Le film commence par un entretien d’embauche. Franck qui a beaucoup galéré dans une série de petits boulots est face à un patron particulièrement dynamique et il cherche à se mettre en valeur, oui il est courageux, non les conditions difficiles ne lui font pas peur, non il n’a pas pour habitude de compter ses heures, oui il attache beaucoup d’importance à faire un travail de bonne qualité. Le patron, qui dirige cette agence de livraison de colis en est ravi et le lui dit, Franck fait partie des « winners » dont il a besoin et qui parviennent à se faire un solide revenu par la force de leur travail. Il peut commencer dès le lendemain mais le contrat qu’on lui propose n’est surtout pas un contrat de travail mais un accord de partenariat qui lui garantit sa liberté. Franck signe des deux mains.

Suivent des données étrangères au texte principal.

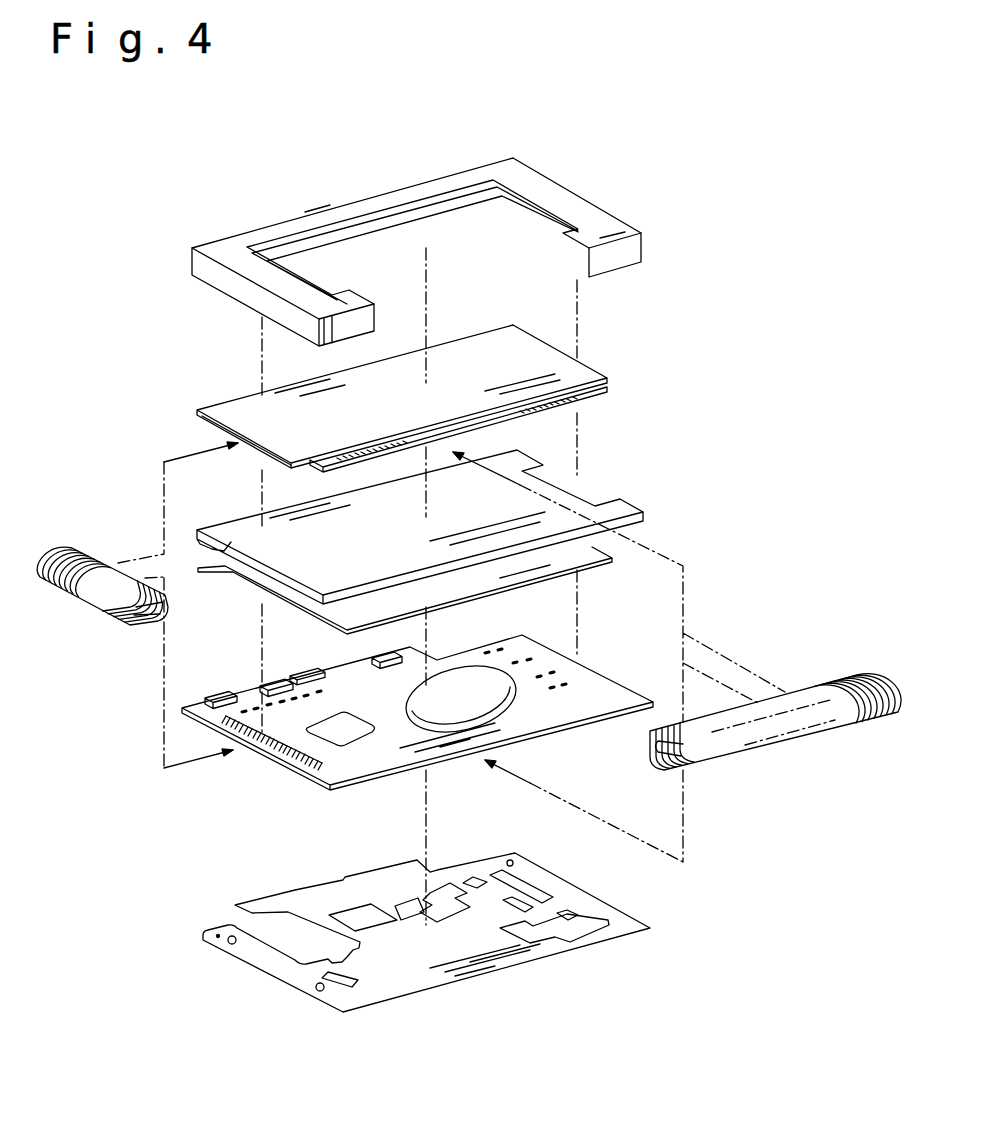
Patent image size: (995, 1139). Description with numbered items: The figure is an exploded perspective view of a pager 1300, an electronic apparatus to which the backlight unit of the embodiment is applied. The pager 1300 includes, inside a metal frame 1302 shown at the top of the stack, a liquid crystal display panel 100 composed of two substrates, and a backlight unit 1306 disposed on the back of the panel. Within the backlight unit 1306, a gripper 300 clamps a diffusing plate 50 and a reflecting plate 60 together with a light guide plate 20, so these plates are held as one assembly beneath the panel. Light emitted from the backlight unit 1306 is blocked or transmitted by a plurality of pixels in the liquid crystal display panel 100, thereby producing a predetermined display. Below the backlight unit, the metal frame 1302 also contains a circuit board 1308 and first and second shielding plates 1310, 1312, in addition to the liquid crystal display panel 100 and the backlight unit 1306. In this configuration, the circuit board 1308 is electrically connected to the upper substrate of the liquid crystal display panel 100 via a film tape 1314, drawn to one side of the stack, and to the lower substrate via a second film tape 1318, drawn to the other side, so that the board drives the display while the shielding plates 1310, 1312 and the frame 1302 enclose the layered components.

The pager 1300 is at (337, 150).
The metal frame 1302 is at (603, 222).
The liquid crystal display panel 100 is at (563, 377).
The backlight unit 1306 is at (587, 472).
The gripper 300 is at (593, 497).
The light guide plate 20 is at (405, 522).
The diffusing plate 50 is at (405, 522).
The reflecting plate 60 is at (357, 503).
The first shielding plate 1310 is at (585, 558).
The film tape 1314 is at (88, 598).
The circuit board 1308 is at (325, 775).
The film tape 1318 is at (793, 735).
The second shielding plate 1312 is at (623, 920).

Le premier problème est que pour livrer des colis il faut une camionnette et Franck n’en a pas, il n’a pas d’avantage le premier sou pour en acheter une ou au moins payer le premier acompte, sa femme et lui n’ont pour seule richesse que la voiture qu’elle utilise pour ses déplacements d’aide à domicile, mais Franck est tellement persuadé d’avoir trouvé le bon filon qu’il la convainc de la vendre.

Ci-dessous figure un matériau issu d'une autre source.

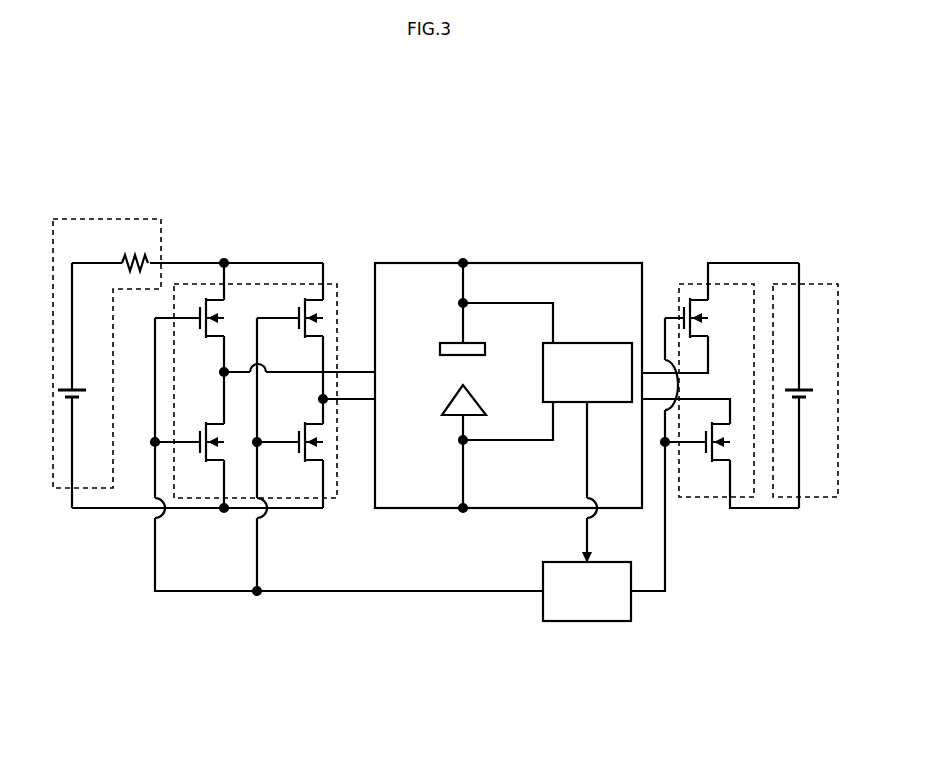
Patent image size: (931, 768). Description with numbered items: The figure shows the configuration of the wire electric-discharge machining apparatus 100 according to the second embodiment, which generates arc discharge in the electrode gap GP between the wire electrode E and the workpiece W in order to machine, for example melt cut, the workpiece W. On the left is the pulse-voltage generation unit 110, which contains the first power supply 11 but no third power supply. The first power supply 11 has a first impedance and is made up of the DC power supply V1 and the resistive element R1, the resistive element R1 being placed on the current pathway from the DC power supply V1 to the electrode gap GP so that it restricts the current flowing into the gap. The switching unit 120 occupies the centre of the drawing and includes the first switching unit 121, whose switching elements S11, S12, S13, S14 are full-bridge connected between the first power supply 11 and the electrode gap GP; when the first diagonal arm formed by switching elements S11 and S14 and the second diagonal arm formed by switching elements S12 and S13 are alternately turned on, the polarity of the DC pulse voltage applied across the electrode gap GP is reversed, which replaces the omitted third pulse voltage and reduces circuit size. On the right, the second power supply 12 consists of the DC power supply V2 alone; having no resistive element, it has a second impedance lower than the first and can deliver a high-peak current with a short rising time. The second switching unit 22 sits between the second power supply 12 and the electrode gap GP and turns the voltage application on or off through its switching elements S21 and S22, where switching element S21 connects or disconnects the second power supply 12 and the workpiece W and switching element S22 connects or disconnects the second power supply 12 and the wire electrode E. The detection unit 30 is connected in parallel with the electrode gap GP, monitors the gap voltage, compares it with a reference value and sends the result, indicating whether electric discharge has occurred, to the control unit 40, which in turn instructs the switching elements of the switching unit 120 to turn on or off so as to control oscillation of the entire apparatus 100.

The wire electric-discharge machining apparatus 100 is at (706, 184).
The pulse-voltage generation unit 110 is at (88, 149).
The first power supply 11 is at (88, 218).
The resistive element R1 is at (135, 251).
The DC power supply V1 is at (78, 385).
The first switching unit 121 is at (206, 499).
The switching element S11 is at (189, 332).
The switching element S12 is at (189, 455).
The switching element S13 is at (290, 332).
The switching element S14 is at (290, 455).
The switching unit 120 is at (203, 566).
The workpiece W is at (449, 349).
The wire electrode E is at (449, 403).
The electrode gap GP is at (480, 373).
The detection unit 30 is at (609, 343).
The control unit 40 is at (612, 622).
The second switching unit 22 is at (703, 498).
The switching element S21 is at (704, 322).
The switching element S22 is at (697, 454).
The second power supply 12 is at (820, 498).
The DC power supply V2 is at (805, 385).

Notre homme est donc équipé et il va dès le premier jour découvrir que si son contrat prévoit bien une rémunération il prévoit surtout une impressionnante série de pénalités : Retard le matin ; pénalité, retard de livraison ; pénalité, absence ; payer sur ses deniers un chauffeur de remplacement etc…. Bref difficile de s’en sortir sans travailler 7 jours sur 7 et 12 heures par jour. Tout cela n’arrange en rien la vie familiale et les problèmes s’accumulent, avec sa femme qui privée de sa voiture, voit sa journée s’allonger, ses temps de transports augmenter avec la fatigue qu’ils génèrent. Problème avec les enfants qui ne supportent pas de ne plus voir leur père et se mettent à faire des bêtises qui sont autant d’appels à l’aide.

Inutile d’en dire plus sur un film conçu comme une action militante et qui ne fera sans doute pas date dans l’histoire du cinéma par l’originalité de son scénario.

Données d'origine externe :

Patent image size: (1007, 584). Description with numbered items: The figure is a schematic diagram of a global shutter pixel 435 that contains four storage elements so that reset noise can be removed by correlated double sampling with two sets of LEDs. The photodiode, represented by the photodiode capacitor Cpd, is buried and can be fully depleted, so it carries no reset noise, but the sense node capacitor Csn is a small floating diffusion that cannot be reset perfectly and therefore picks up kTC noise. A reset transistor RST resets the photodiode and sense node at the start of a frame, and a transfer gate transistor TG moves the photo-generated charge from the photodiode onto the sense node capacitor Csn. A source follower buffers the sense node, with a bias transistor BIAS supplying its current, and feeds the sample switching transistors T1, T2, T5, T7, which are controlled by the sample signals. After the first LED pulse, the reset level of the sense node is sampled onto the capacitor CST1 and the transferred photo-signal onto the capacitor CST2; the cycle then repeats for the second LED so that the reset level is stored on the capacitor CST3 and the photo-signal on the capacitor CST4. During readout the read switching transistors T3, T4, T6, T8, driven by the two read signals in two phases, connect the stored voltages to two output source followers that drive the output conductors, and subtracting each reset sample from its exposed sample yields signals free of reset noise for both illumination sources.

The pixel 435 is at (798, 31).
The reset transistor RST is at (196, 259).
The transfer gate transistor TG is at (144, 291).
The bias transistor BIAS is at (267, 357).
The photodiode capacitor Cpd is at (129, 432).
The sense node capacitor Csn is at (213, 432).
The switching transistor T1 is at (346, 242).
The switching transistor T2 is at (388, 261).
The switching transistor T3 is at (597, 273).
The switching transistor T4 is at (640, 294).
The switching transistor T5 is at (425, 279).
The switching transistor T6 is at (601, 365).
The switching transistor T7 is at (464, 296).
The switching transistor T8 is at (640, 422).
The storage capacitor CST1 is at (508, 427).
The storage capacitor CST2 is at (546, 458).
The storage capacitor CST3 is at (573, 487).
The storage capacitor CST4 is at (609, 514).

L’ensemble tend à devenir un grand classique et montre la face hideuse de ce néolibéralisme qui s’est répandu dans le monde comme une énorme épidémie de peste et dont certains gouvernements vantent encore les mérites. Non tout le monde ne peut pas être un premier de cordée et ceux qui le sont ont souvent piétiné beaucoup de monde avant d’atteindre le sommet.

A voir pour son implacable démonstration.